The Black and White paintings exhibited range in date from 1971 – 1980 and represent Ron Martin’s fascination with the process of painting. Roald Nasgaard states in his book Abstract Painting in Canada that Ron Martin “subjected himself to a rigid set of limitations: a canvas of standard size, a predetermined amount of paint, one colour, no interruptions in the execution, a relatively fixed time of execution and repetition through a series. The objective, to echo an ideal of Minimal art, was to reduce what there was to see to no more than what you could see.” He continues, “From 1974 onward, the paintings are black. Many are characterized by broad, sweeping gestures, first of the brush, later of the fingers and the hand, moving the paint across the surface of the canvas to cover it. Others are less gestural and more anonymously made.”
Ron Martin was born in London, Ontario in 1943 where he set-up his first studio with Murray Favro. He was one of the original members of the Forest City Gallery and was influenced early in his career by Greg Curnoe. Ron Martin was one of a small group of painters in Canada that considered the act of creating a work a type of performance, which served to remind the viewer that their experience of a material object, such as a painting, was rooted in an experience of themselves.
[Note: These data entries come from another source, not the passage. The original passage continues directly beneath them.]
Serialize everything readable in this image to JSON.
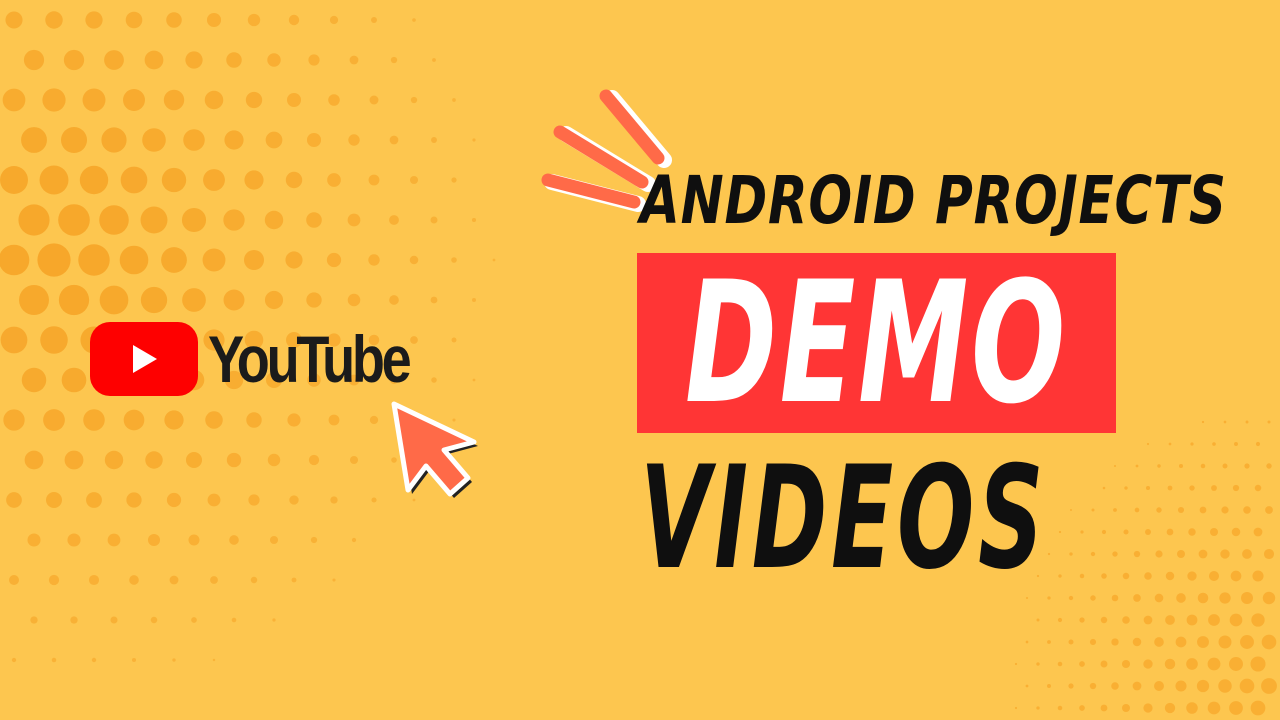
{
  "logo": {
    "wordmark": "YouTube"
  },
  "headline": {
    "line1": "ANDROID PROJECTS",
    "highlight": "DEMO",
    "line3": "VIDEOS"
  },
  "colors": {
    "background": "#fdc64f",
    "dots": "#f6a528",
    "highlight": "#ff3535",
    "youtube_red": "#fe0000",
    "cursor": "#ff6a48",
    "text": "#0f0f0f"
  },
  "icons": {
    "play": "play-triangle-icon",
    "cursor": "mouse-pointer-icon",
    "burst": "emphasis-lines-icon"
  }
}
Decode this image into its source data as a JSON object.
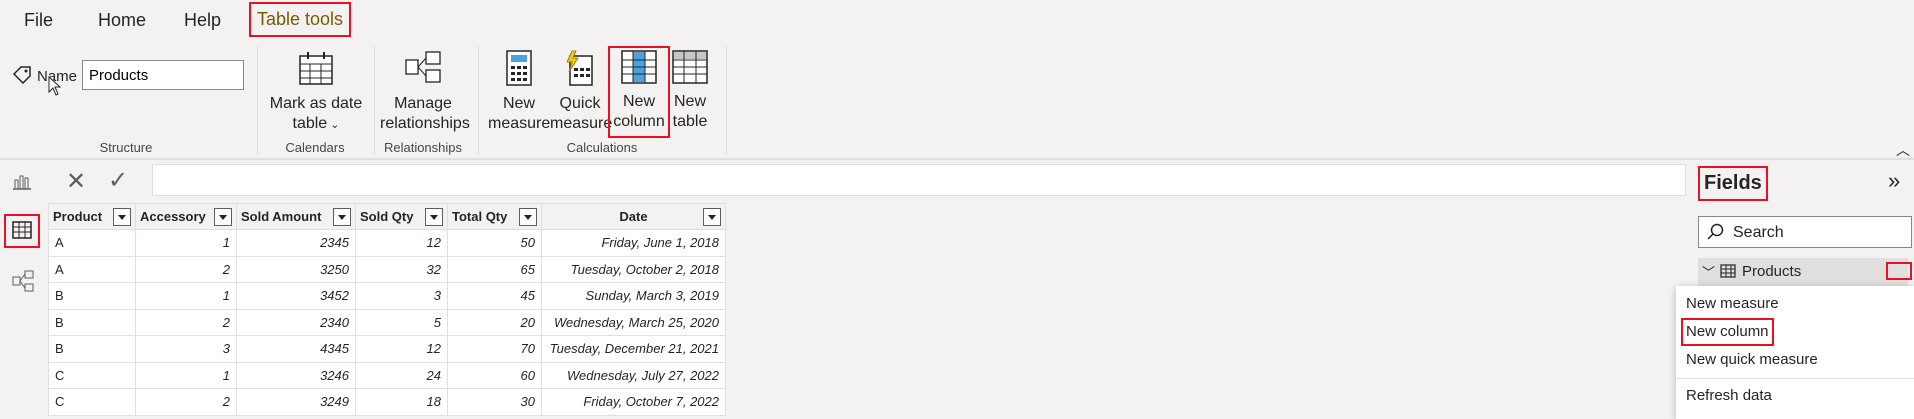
{
  "menu": {
    "file": "File",
    "home": "Home",
    "help": "Help",
    "table_tools": "Table tools"
  },
  "ribbon": {
    "name_label": "Name",
    "name_value": "Products",
    "structure_label": "Structure",
    "mark_date_line1": "Mark as date",
    "mark_date_line2": "table",
    "calendars_label": "Calendars",
    "manage_line1": "Manage",
    "manage_line2": "relationships",
    "relationships_label": "Relationships",
    "new_measure_line1": "New",
    "new_measure_line2": "measure",
    "quick_measure_line1": "Quick",
    "quick_measure_line2": "measure",
    "new_column_line1": "New",
    "new_column_line2": "column",
    "new_table_line1": "New",
    "new_table_line2": "table",
    "calculations_label": "Calculations"
  },
  "table": {
    "headers": [
      "Product",
      "Accessory",
      "Sold Amount",
      "Sold Qty",
      "Total Qty",
      "Date"
    ],
    "rows": [
      [
        "A",
        "1",
        "2345",
        "12",
        "50",
        "Friday, June 1, 2018"
      ],
      [
        "A",
        "2",
        "3250",
        "32",
        "65",
        "Tuesday, October 2, 2018"
      ],
      [
        "B",
        "1",
        "3452",
        "3",
        "45",
        "Sunday, March 3, 2019"
      ],
      [
        "B",
        "2",
        "2340",
        "5",
        "20",
        "Wednesday, March 25, 2020"
      ],
      [
        "B",
        "3",
        "4345",
        "12",
        "70",
        "Tuesday, December 21, 2021"
      ],
      [
        "C",
        "1",
        "3246",
        "24",
        "60",
        "Wednesday, July 27, 2022"
      ],
      [
        "C",
        "2",
        "3249",
        "18",
        "30",
        "Friday, October 7, 2022"
      ]
    ]
  },
  "fields": {
    "title": "Fields",
    "search_placeholder": "Search",
    "table_name": "Products"
  },
  "context_menu": {
    "new_measure": "New measure",
    "new_column": "New column",
    "new_quick_measure": "New quick measure",
    "refresh_data": "Refresh data"
  },
  "colors": {
    "highlight": "#e81123",
    "accent": "#7a5a00",
    "selected_icon": "#4aa3df"
  }
}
Martin has had an active studio practice since 1965 with numerous solo and group exhibitions across Canada, in New York, Germany, Japan and France. He is included in a number of major exhibitions including biennials and group exhibitions at the National Gallery and the Art Gallery of Ontario. He is the recipient of numerous awards and grants, is an independent curator, musician and writer and is represented in numerous private and public collections including the National Gallery of Canada, Art Gallery of Ontario, Vancouver Art Gallery, Montreal Museum of Fine Arts and Museum London.